O aluno tem que pensar como o professor pensa. Também há os modismos. Até pouco tempo atrás, era divino discursar sobre jornalismo comunitário, só que perto de cem por cento destes professores não sabem o que é ir até uma favela, visitar uma comunidade, negam-se até a tomar um ônibus. Não põem o pé na lama, como costumo ironizar. Mas o que mais me deixa indignado nas faculdades privadas é a preocupação em agradar à fiscalização do MEC-Ministério da Educação e do Desporto. Então, fica tudo arrumadinho, aprontadinho e maquiado. A meu ver, os fiscais do MEC teriam que fazer visitas freqüentes, entrevistar os alunos, verificar se há aproximação entre o mercado de trabalho e o que está sendo ensinado.

Zélia Você estabelece alguma relação entre o registro ou diploma e o curso de jornalismo?

Luciano – Quero levantar a bola para que seja feita uma reflexão sobre o ensino de Jornalismo. Acredito que ?liberando? o registro, as instituições que fazem uso do curso de Jornalismo vão diminuir a sua gana por esta modalidade de ensino. Assim, somente ficarão as que realmente querem levar a formação a sério. Em Salvador há onze instituições que ofertam Jornalismo. E, o mais grave, muitas instituições não abrem turmas de primeiro semestre quando não há número suficiente de alunos. Isso é coisa para se denunciar no Procon. Então eu vou a uma padaria e peço dois pães, mas só me vendem a partir de cinco unidades, pois senão não terão lucro? As faculdades privadas no Brasil estão pior, em sua grande maioria, que armazém de secos e molhados.
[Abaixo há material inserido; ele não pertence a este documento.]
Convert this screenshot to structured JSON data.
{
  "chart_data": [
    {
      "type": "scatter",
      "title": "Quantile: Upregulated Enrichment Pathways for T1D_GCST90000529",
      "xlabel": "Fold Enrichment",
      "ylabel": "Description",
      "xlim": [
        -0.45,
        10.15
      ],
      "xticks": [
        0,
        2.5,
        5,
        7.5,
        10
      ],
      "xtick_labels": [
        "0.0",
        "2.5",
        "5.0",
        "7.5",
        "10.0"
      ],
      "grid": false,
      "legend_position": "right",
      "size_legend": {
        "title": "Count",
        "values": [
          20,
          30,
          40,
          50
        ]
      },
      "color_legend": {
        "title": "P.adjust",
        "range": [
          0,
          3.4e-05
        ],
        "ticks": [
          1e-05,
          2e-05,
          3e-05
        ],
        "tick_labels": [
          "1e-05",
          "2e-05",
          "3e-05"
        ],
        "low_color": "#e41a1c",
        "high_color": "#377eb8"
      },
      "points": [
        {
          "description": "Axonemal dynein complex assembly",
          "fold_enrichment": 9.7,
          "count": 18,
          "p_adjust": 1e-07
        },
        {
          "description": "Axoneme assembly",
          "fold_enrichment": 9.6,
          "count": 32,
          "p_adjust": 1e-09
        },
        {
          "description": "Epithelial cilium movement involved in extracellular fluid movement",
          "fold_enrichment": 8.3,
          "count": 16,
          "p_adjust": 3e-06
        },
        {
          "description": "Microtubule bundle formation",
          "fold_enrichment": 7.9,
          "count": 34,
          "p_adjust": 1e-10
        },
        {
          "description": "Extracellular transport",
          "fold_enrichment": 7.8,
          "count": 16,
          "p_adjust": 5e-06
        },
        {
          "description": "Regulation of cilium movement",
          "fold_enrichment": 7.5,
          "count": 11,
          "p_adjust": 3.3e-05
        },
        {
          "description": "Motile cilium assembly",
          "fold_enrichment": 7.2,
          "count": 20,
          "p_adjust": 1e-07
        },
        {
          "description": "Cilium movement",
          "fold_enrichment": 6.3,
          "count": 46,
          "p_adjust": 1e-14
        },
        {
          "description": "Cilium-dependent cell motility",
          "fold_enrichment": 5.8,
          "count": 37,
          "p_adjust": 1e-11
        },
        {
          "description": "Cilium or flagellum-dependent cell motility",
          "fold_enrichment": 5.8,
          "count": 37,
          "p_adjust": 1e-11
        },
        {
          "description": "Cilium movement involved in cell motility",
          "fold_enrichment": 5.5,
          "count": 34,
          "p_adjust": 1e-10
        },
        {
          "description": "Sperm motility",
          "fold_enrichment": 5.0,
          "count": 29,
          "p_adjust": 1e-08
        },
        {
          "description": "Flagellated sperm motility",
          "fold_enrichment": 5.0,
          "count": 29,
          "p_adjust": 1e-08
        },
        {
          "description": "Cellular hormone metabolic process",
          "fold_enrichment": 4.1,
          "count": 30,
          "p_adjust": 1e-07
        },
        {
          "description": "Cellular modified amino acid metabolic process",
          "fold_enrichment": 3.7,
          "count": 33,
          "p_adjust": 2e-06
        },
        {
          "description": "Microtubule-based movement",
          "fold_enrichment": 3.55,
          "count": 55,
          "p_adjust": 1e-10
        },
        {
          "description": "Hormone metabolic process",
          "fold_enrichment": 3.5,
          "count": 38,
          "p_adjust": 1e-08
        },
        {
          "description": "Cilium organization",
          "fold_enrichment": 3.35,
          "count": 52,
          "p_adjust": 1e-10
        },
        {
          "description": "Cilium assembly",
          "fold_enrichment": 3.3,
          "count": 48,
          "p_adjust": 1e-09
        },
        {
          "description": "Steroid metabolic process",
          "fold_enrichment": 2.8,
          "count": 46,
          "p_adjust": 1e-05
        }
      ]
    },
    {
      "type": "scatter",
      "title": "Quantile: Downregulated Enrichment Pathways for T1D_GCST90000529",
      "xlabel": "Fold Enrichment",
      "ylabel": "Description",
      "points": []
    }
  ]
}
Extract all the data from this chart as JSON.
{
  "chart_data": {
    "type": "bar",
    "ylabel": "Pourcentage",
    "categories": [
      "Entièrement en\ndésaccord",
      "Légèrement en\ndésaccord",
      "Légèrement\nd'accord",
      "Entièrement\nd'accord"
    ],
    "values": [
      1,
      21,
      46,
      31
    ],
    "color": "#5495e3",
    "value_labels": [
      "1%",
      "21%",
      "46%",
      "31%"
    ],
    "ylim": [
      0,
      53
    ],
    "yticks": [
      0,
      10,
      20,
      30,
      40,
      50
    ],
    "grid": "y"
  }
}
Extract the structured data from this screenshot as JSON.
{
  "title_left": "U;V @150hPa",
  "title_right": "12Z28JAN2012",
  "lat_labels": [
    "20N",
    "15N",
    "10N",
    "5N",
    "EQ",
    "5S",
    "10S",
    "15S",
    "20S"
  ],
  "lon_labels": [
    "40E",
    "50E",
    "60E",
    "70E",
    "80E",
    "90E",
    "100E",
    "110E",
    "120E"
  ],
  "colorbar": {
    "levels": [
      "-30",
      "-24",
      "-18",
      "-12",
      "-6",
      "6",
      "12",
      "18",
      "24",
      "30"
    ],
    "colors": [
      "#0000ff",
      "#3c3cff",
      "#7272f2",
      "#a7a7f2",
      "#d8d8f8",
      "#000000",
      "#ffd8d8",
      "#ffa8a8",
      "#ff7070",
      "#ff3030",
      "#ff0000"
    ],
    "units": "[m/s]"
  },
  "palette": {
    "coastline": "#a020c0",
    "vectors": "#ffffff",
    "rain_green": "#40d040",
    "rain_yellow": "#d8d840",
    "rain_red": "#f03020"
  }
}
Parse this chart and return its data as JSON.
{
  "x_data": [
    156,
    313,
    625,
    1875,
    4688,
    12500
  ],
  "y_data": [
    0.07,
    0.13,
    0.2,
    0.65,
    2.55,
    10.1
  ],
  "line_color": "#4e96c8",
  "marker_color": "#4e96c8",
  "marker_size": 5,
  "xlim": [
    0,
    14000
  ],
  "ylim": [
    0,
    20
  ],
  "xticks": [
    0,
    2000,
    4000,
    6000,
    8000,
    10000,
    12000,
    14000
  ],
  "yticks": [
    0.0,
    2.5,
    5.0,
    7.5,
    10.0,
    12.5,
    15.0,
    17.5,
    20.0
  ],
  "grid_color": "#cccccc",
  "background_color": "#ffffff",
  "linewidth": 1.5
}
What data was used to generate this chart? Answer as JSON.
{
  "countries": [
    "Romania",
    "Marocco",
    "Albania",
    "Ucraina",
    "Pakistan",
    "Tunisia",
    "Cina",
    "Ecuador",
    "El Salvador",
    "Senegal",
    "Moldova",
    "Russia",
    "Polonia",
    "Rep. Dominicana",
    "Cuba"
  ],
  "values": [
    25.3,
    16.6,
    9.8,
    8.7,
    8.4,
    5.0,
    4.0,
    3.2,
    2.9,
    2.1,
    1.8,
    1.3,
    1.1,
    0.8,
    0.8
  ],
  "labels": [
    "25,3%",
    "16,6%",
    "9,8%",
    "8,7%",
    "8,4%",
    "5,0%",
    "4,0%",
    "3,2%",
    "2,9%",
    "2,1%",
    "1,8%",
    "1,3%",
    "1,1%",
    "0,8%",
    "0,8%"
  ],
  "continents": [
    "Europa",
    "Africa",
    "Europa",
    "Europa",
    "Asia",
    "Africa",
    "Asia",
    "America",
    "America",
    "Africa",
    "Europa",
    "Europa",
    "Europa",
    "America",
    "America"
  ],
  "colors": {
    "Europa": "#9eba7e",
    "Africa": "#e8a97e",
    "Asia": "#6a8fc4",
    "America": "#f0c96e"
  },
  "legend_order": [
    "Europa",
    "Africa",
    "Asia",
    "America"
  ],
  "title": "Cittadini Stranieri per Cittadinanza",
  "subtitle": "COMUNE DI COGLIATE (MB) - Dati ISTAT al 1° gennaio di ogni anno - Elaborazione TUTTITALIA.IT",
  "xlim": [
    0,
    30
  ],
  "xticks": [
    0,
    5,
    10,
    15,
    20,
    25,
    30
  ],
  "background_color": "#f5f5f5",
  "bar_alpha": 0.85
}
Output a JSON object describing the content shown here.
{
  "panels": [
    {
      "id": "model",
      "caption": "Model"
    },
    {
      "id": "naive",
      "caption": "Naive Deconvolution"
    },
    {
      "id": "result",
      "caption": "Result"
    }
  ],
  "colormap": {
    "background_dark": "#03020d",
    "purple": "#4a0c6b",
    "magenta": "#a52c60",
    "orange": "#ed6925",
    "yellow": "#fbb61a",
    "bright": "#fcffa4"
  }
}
Zélia Qual é sua sugestão para que um curso seja empreendedor?

Luciano – Em primeiro lugar, as próprias entidades ligadas aos jornalistas precisam se atualizar, rever a questão do estágio. É proibido há muito tempo, mas sabemos da exploração contra o estagiário de jornalismo. Eu atuei por um ano num jornal como assistente administrativo. A empresa se vê amarrada, o estagiário desanima e ninguém tem garantias. As entidades de classe, os empresários de comunicação e as escolas devem se aproximar e estudar, debater a respeito de novas formas de atuação no mercado e, principalmente, do empreendedorismo. Dou um exemplo: se um grupo de seis alunos tem uma empresa voltada para criação de cadernos especiais, pode vir a ser uma parceira de vários jornais. Existem jovens com um potencial fora do comum nas faculdades, mas me frustra saber que serão ceifados por um sistema antiquado e teimoso. Quem vai querer ousar num meio em que ninguém lhe presta apoio, não lhe dá referências e que o risco de falir é enorme?